慕鸾眉心微跳,哪怕是前世,她都不曾觉得君昭在说“杀人”二字时,是在开玩笑。
她眸光晃荡,一刹那间竟不知该如何规劝这个阴鸷、偏执、只讲求自己喜乐的疯子放下屠刀回归正道。
可他自小便走在黑夜之中,光明对他而言只有刺目的难受。
看他此时吃味地像是有人偷了他的玩具似得发疯,慕鸾只觉得脑仁疼。
前世为了活命,不得不委曲求全,今世为了不累及无辜,还是要软言相哄。
眼眸朝不远处被暖黄灯火照亮的廊下轻扫过,纤细的指节用了些力道,将挺身玉立的男人拉回角落的阴影里。
君昭亦不反抗,顺从地靠近,垂眸盯着紧拽他不放的小姑娘。
这回可不是他主动的。
慕鸾轻叹着气道:“若是因为我的三言两语,而给一个陌生人带来杀身之祸,那杀人的报应,怕是要落在我的头上,将来下了地狱,连阎王都要臭骂我一顿。

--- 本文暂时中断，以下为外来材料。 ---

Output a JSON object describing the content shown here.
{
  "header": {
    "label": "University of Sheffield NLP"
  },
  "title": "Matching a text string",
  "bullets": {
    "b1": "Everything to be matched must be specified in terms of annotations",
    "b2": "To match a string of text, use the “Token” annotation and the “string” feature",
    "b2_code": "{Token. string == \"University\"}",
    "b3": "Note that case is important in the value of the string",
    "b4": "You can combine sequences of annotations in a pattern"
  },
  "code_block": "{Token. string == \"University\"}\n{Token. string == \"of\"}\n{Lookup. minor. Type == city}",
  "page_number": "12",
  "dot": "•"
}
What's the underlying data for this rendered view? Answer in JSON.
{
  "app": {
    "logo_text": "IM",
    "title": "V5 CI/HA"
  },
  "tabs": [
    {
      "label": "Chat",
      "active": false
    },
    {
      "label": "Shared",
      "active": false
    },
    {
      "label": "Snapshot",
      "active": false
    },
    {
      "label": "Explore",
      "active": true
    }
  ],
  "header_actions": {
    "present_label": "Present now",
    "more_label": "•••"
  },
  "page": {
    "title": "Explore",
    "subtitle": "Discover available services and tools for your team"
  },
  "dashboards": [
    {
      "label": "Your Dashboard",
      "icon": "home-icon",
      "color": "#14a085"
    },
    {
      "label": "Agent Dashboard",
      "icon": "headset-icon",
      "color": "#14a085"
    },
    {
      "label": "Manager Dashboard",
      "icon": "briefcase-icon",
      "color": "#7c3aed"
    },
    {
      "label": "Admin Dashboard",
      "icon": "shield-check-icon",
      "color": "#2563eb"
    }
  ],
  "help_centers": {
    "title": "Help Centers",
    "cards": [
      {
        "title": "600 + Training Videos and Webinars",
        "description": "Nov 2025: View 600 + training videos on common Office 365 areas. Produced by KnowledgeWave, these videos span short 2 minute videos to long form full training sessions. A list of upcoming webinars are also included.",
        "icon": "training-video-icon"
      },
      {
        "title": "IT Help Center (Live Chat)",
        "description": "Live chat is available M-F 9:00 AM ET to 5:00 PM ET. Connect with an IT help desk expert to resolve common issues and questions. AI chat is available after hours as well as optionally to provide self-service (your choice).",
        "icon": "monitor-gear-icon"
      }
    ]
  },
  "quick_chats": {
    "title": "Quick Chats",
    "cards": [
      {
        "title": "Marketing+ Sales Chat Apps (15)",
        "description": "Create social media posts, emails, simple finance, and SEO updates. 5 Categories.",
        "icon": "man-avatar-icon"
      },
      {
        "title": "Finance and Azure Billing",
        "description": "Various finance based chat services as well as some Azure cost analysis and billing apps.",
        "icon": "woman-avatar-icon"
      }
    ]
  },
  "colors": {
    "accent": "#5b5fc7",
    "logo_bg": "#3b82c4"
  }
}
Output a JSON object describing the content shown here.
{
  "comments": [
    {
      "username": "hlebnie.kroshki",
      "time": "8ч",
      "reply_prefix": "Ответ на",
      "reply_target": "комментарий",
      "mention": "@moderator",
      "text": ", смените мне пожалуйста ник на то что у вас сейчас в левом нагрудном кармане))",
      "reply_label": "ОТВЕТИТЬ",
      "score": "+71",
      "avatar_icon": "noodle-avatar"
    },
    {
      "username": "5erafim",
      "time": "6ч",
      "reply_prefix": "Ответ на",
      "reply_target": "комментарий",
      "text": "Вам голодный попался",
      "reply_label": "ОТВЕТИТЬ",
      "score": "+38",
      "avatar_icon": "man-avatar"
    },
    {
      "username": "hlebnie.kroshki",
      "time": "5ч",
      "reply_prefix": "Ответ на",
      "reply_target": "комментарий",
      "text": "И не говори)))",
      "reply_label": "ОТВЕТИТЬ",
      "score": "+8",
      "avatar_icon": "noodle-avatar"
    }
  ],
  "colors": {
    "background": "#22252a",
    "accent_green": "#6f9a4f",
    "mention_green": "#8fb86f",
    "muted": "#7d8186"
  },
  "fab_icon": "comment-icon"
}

”
君昭目光深邃地落在她微拧的眉眼上。
或许是因为那“陌生人”三个字,身上的戾气不由收敛了些。
却又因为她后半句,状似玩笑的话,而冷了脸色。
“小姐这样的善人怎么会下地狱?”
“就算下地狱还有我陪着小姐。”
君昭眸光里不知映着怎样的情绪。
只是这一刻,他心里执拗地不想听到那些不好的报应。
他无暇顾及心中一闪而过的堵塞情绪究竟是什么,只循着本能伏低头而去。
慕鸾直到眼前阴影落下,才恍然自己牵回来的是只爱索吻的饿狼!
尚未来得及偏头躲过,就感觉后颈处一凉,张狂的气息瞬间涌入檀口之中。
慕鸾推不动他,反被他轻而易举掐着腰抵在了石壁上。
只偶然从她嘴角溢出几声错乱的呼吸。
后来一股乏力感如潮水一般层层上涌时,君昭松开她的唇。
揽着她坠坠下滑的腰身,嗓音低哑道:“花楼里人多眼杂,小姐这样的娇软身姿日后可还要去?”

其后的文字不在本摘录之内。